Listening to Pierre, Nick Hillman from the Higher Education Policy Institute said we “shouldn’t obsess over student loans”.

Hillman argued that a Plan 2 student loan comes with “all sorts of brilliant features,” and pointed out they get written off after 30 years if it hasn’t been paid down “which simply isn’t there with other forms of borrowing”.

“These interest rates, which are deeply unpopular, are income related. So you only face the full 6.2% if you’re on an income of significantly over £50,000 per year,” he added.

He said that people going to university now don’t pay this interest rate, but these loans are only written off if they’re not paid off after 40 years, not 30, “so they’re hit in other ways”.

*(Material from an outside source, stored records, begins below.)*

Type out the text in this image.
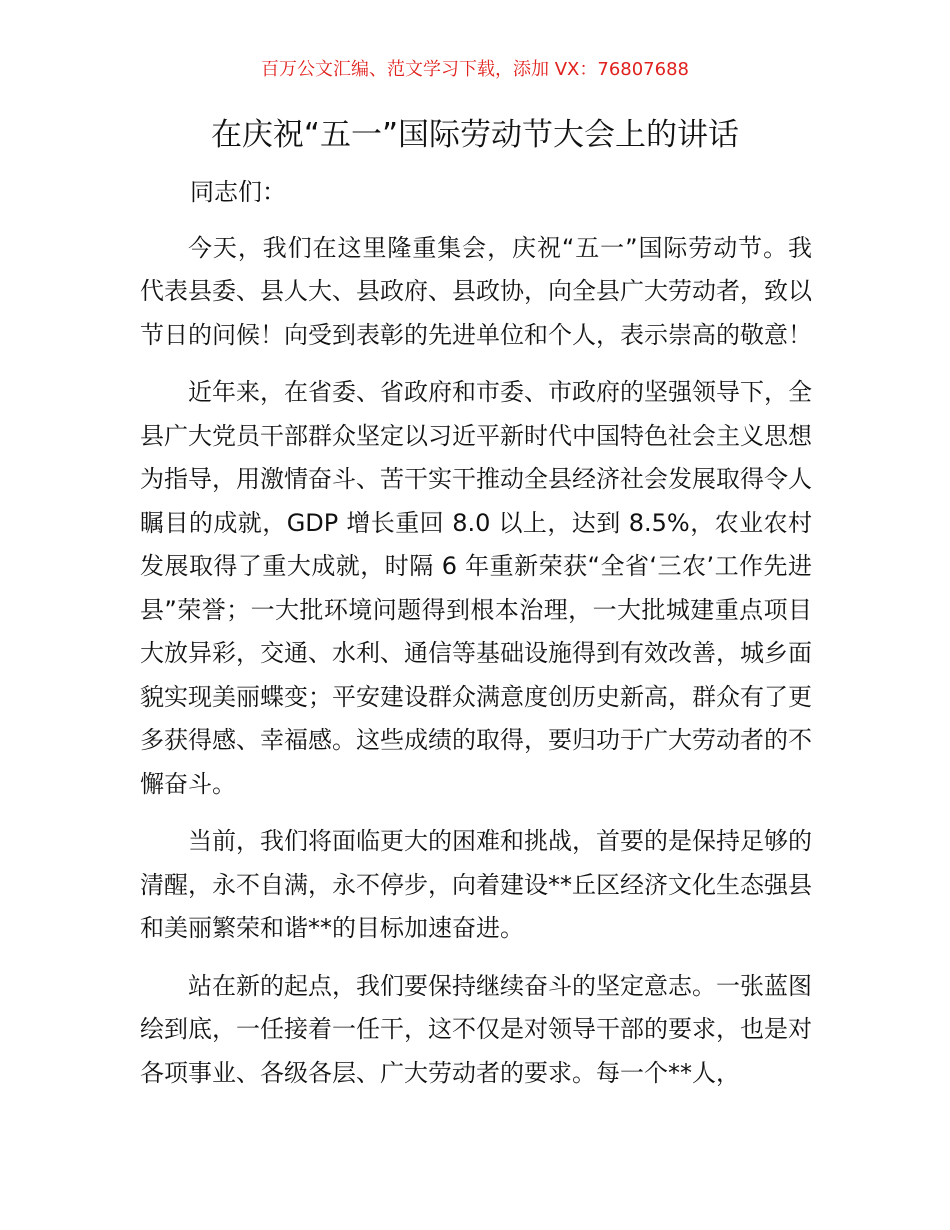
百万公文汇编、范文学习下载，添加 VX：76807688
在庆祝“五一”国际劳动节大会上的讲话

同志们：

今天，我们在这里隆重集会，庆祝“五一”国际劳动节。我代表县委、县人大、县政府、县政协，向全县广大劳动者，致以节日的问候！向受到表彰的先进单位和个人，表示崇高的敬意！

近年来，在省委、省政府和市委、市政府的坚强领导下，全县广大党员干部群众坚定以习近平新时代中国特色社会主义思想为指导，用激情奋斗、苦干实干推动全县经济社会发展取得令人瞩目的成就，GDP 增长重回 8.0 以上，达到 8.5%，农业农村发展取得了重大成就，时隔 6 年重新荣获“全省‘三农’工作先进县”荣誉；一大批环境问题得到根本治理，一大批城建重点项目大放异彩，交通、水利、通信等基础设施得到有效改善，城乡面貌实现美丽蝶变；平安建设群众满意度创历史新高，群众有了更多获得感、幸福感。这些成绩的取得，要归功于广大劳动者的不懈奋斗。

当前，我们将面临更大的困难和挑战，首要的是保持足够的清醒，永不自满，永不停步，向着建设**丘区经济文化生态强县和美丽繁荣和谐**的目标加速奋进。

站在新的起点，我们要保持继续奋斗的坚定意志。一张蓝图绘到底，一任接着一任干，这不仅是对领导干部的要求，也是对各项事业、各级各层、广大劳动者的要求。每一个**人，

The freeze on student loans came at the same time Reeves announced she would be extending the Conservative-initiated freeze on income tax and National Insurance thresholds for another three years.

When those thresholds are frozen, more income is taxed at higher rates as someone’s earnings rise, a process known as fiscal drag.

Plan 2 loans were introduced from 2012, at the same time the Conservative-Liberal Democrat coalition government tripled tuition fees to up to £9,000 a year.